Formation of the Secretariat of the United Nations

  June 21, 2021   Read time 3 min
Formation of the Secretariat of the United Nations
One of the first tasks of the new secretary-general was to build up the Secretariat. Some staff had already been taken on, in many cases former League employees, to service the meetings of the Preparatory Commission and its Executive Committee.

The first task was to appoint the assistant secretaries-general (as they were then called), who would be the heads of the main departments and become in effect the inner cabinet of the Secretary-General. Here Lie was to some extent limited by previous understandings reached among the great powers. At San Francisco, as we have seen, the Soviet Union's proposal for four deputies to the Secretary-General, who would be nationals of the great powers, had not been accepted. Neither the Charter nor the Preparatory Commission had laid down any stipulation about deputies. The appointment of staff, including the most senior, and the organisation of the Secretariat were to be left to the Secretary-General himself. During the first Assembly, however, the representatives of the permanent members had got together and agreed among themselves a kind of share-out of the most senior posts. They had agreed that among the assistant secretaries-general a national of each of the five permanent members should be appointed. The Soviet Union demanded that in the first instance the post of assistant secretary-general for Political and Security Council affairs should go to a Soviet national. This was apparently believed by the Soviet Union to be the most important and influential post, since whoever was appointed would be dealing mainly with the important questions considered by the Security Council itself. The others eventually agreed to this. The post, though it has continued to be occupied by a national of the Soviet Union, has in fact secured for her no great political influence.

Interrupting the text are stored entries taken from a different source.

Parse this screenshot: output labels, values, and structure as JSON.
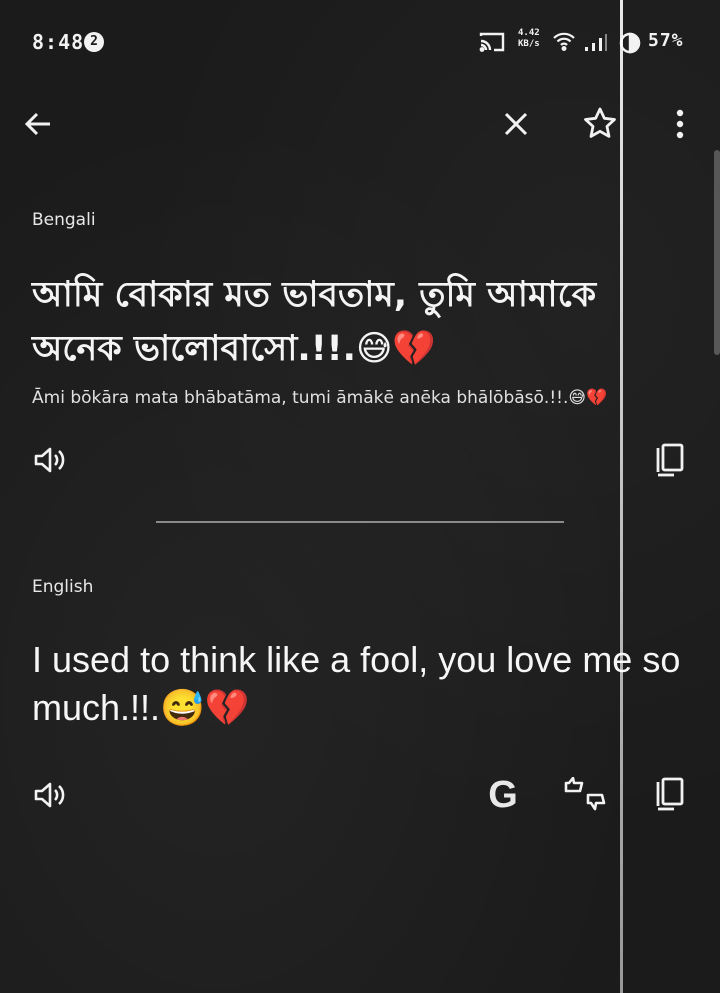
{
  "status_bar": {
    "time": "8:48",
    "notification_count": "2",
    "net_speed_value": "4.42",
    "net_speed_unit": "KB/s",
    "battery": "57%"
  },
  "app_bar": {
    "back_icon": "arrow-back-icon",
    "close_icon": "close-icon",
    "star_icon": "star-outline-icon",
    "more_icon": "more-vert-icon"
  },
  "source": {
    "language": "Bengali",
    "text": "আমি বোকার মত ভাবতাম, তুমি আমাকে অনেক ভালোবাসো.!!.😅💔",
    "transliteration": "Āmi bōkāra mata bhābatāma, tumi āmākē anēka bhālōbāsō.!!.😅💔"
  },
  "target": {
    "language": "English",
    "text": "I used to think like a fool, you love me so much.!!.😅💔"
  },
  "actions": {
    "google_label": "G"
  },
  "colors": {
    "background": "#1b1b1b",
    "text": "#f2f2f2",
    "divider": "#8a8a8a"
  }
}
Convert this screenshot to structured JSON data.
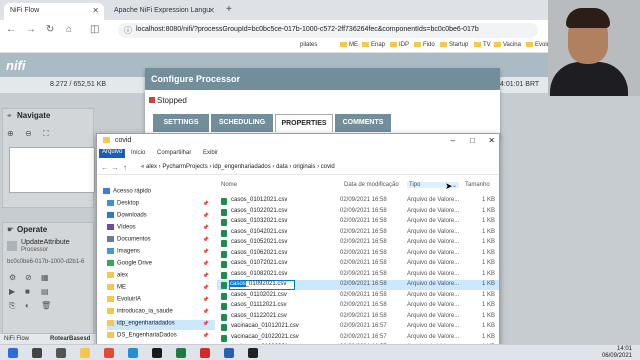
{
  "browser": {
    "tabs": [
      {
        "label": "NiFi Flow",
        "active": true
      },
      {
        "label": "Apache NiFi Expression Langu",
        "active": false
      }
    ],
    "new_tab": "+",
    "url": "localhost:8080/nifi/?processGroupId=bc0bc5ce-017b-1000-c572-2ff736264fec&componentIds=bc0c0be6-017b",
    "bookmarks": [
      "pilates",
      "ME",
      "Enap",
      "IDP",
      "Fido",
      "Startup",
      "TV",
      "Vacina",
      "EvoluirIA"
    ]
  },
  "nifi": {
    "status_values": "8.272 / 652,51 KB",
    "clock": "4:01:01 BRT",
    "navigate_title": "Navigate",
    "operate_title": "Operate",
    "operate_component": "UpdateAttribute",
    "operate_type": "Processor",
    "operate_id": "bc0c0be6-017b-1000-d2b1-6",
    "breadcrumb": "NiFi Flow",
    "breadcrumb_sub": "RotearBasesd"
  },
  "configure": {
    "title": "Configure Processor",
    "status": "Stopped",
    "tabs": [
      "SETTINGS",
      "SCHEDULING",
      "PROPERTIES",
      "COMMENTS"
    ],
    "active_tab": "PROPERTIES"
  },
  "explorer": {
    "title": "covid",
    "ribbon": [
      "Arquivo",
      "Início",
      "Compartilhar",
      "Exibir"
    ],
    "path": [
      "alex",
      "PycharmProjects",
      "idp_engenhariadados",
      "data",
      "originais",
      "covid"
    ],
    "path_text": "«  alex  ›  PycharmProjects  ›  idp_engenhariadados  ›  data  ›  originais  ›  covid",
    "nav": [
      {
        "label": "Acesso rápido",
        "color": "#3a7fd5"
      },
      {
        "label": "Desktop",
        "color": "#3b8fd9"
      },
      {
        "label": "Downloads",
        "color": "#2b79c7"
      },
      {
        "label": "Vídeos",
        "color": "#6c4aa8"
      },
      {
        "label": "Documentos",
        "color": "#6d7b8a"
      },
      {
        "label": "Imagens",
        "color": "#3f9ad7"
      },
      {
        "label": "Google Drive",
        "color": "#36a853"
      },
      {
        "label": "alex",
        "color": "#f6c64d"
      },
      {
        "label": "ME",
        "color": "#f6c64d"
      },
      {
        "label": "EvoluirIA",
        "color": "#f6c64d"
      },
      {
        "label": "introducao_ia_saude",
        "color": "#f6c64d"
      },
      {
        "label": "idp_engenhariadados",
        "color": "#f6c64d",
        "selected": true
      },
      {
        "label": "DS_EngenhariaDados",
        "color": "#f6c64d"
      },
      {
        "label": "pandemiamg",
        "color": "#f6c64d"
      }
    ],
    "columns": [
      "Nome",
      "Data de modificação",
      "Tipo",
      "Tamanho"
    ],
    "sorted_column": "Tipo",
    "files": [
      {
        "name": "casos_01012021.csv",
        "date": "02/09/2021 16:58",
        "type": "Arquivo de Valore...",
        "size": "1 KB"
      },
      {
        "name": "casos_01022021.csv",
        "date": "02/09/2021 16:58",
        "type": "Arquivo de Valore...",
        "size": "1 KB"
      },
      {
        "name": "casos_01032021.csv",
        "date": "02/09/2021 16:58",
        "type": "Arquivo de Valore...",
        "size": "1 KB"
      },
      {
        "name": "casos_01042021.csv",
        "date": "02/09/2021 16:58",
        "type": "Arquivo de Valore...",
        "size": "1 KB"
      },
      {
        "name": "casos_01052021.csv",
        "date": "02/09/2021 16:58",
        "type": "Arquivo de Valore...",
        "size": "1 KB"
      },
      {
        "name": "casos_01062021.csv",
        "date": "02/09/2021 16:58",
        "type": "Arquivo de Valore...",
        "size": "1 KB"
      },
      {
        "name": "casos_01072021.csv",
        "date": "02/09/2021 16:58",
        "type": "Arquivo de Valore...",
        "size": "1 KB"
      },
      {
        "name": "casos_01082021.csv",
        "date": "02/09/2021 16:58",
        "type": "Arquivo de Valore...",
        "size": "1 KB"
      },
      {
        "name": "casos_01092021.csv",
        "date": "02/09/2021 16:58",
        "type": "Arquivo de Valore...",
        "size": "1 KB",
        "selected": true,
        "edit_highlight": "casos",
        "edit_rest": "_01092021.csv"
      },
      {
        "name": "casos_01102021.csv",
        "date": "02/09/2021 16:58",
        "type": "Arquivo de Valore...",
        "size": "1 KB"
      },
      {
        "name": "casos_01112021.csv",
        "date": "02/09/2021 16:58",
        "type": "Arquivo de Valore...",
        "size": "1 KB"
      },
      {
        "name": "casos_01122021.csv",
        "date": "02/09/2021 16:58",
        "type": "Arquivo de Valore...",
        "size": "1 KB"
      },
      {
        "name": "vacinacao_01012021.csv",
        "date": "02/09/2021 16:57",
        "type": "Arquivo de Valore...",
        "size": "1 KB"
      },
      {
        "name": "vacinacao_01022021.csv",
        "date": "02/09/2021 16:57",
        "type": "Arquivo de Valore...",
        "size": "1 KB"
      },
      {
        "name": "vacinacao_01032021.csv",
        "date": "02/09/2021 16:57",
        "type": "Arquivo de Valore...",
        "size": "1 KB"
      }
    ]
  },
  "taskbar": {
    "time": "14:01",
    "date": "06/09/2021",
    "apps": [
      {
        "name": "windows-start-icon",
        "color": "#2b6cd6"
      },
      {
        "name": "search-icon",
        "color": "#444444"
      },
      {
        "name": "task-view-icon",
        "color": "#555555"
      },
      {
        "name": "file-explorer-icon",
        "color": "#f6c64d"
      },
      {
        "name": "chrome-icon",
        "color": "#e24a3b"
      },
      {
        "name": "edge-icon",
        "color": "#1f8fd6"
      },
      {
        "name": "pycharm-icon",
        "color": "#1b1b1b"
      },
      {
        "name": "excel-icon",
        "color": "#1f7a43"
      },
      {
        "name": "acrobat-icon",
        "color": "#d42a2a"
      },
      {
        "name": "word-icon",
        "color": "#2b5fb4"
      },
      {
        "name": "terminal-icon",
        "color": "#222222"
      }
    ]
  }
}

Lie was therefore approached, soon after his appointment, by Vyshinsky, the Soviet Foreign Minister, with a demand that he should comply with this great-power understanding. Lie confirmed with the other four foreign ministers that such an agreement had indeed been made, though Stettinius, for the United States, insisted that it referred only to the initial appointments to these posts, and it was not recognised that the Soviet Union had any permanent lien on the job. This placed Lie in something of a quandary. The understanding among the big powers was in fact quite unconstitutional. The Secretary-General was supposed to be responsible for all appointments and he was strictly enjoined to take no account of political factors in making them. Under the letter of the Charter he would therefore be fully justified in refusing to take any account of great-power views. He decided, however (as have all his successors), that discretion was here the better part of valour, and that it would be foolish to ignore the claims of the most important supporters of the organisation to some senior posts within the Secretariat: above all since the Secretary-General himself was by general consent always likely to be a national of a smaller power. Nor did he seek to overrule the distribution of posts which they had agreed among themselves, a liberty he might well have allowed himself. In fact he went still further. He not merely consulted the five governments about the individuals to be appointed, but in practice accepted their nominations in each case.

Thus the Soviet nominee was appointed Assistant Secretary-General for Political and Security Council Affairs; a nominee of the US Government was appointed to take charge of administrative and financial services; and a Frenchman was appointed from among two or three names suggested as head of the Department of Social Affairs. A Chinese proposed by the nationalist government was appointed to look after trusteeship and non-self-governing territories. The British Government was somewhat diffident in making suggestions, and eventually Lie appointed his own executive assistant, David Owen, to run the Department of Economic Affairs. To these he added a Chilean to take charge of information work, a Czech to run the legal department, and a Dutchman to look after conference and general services.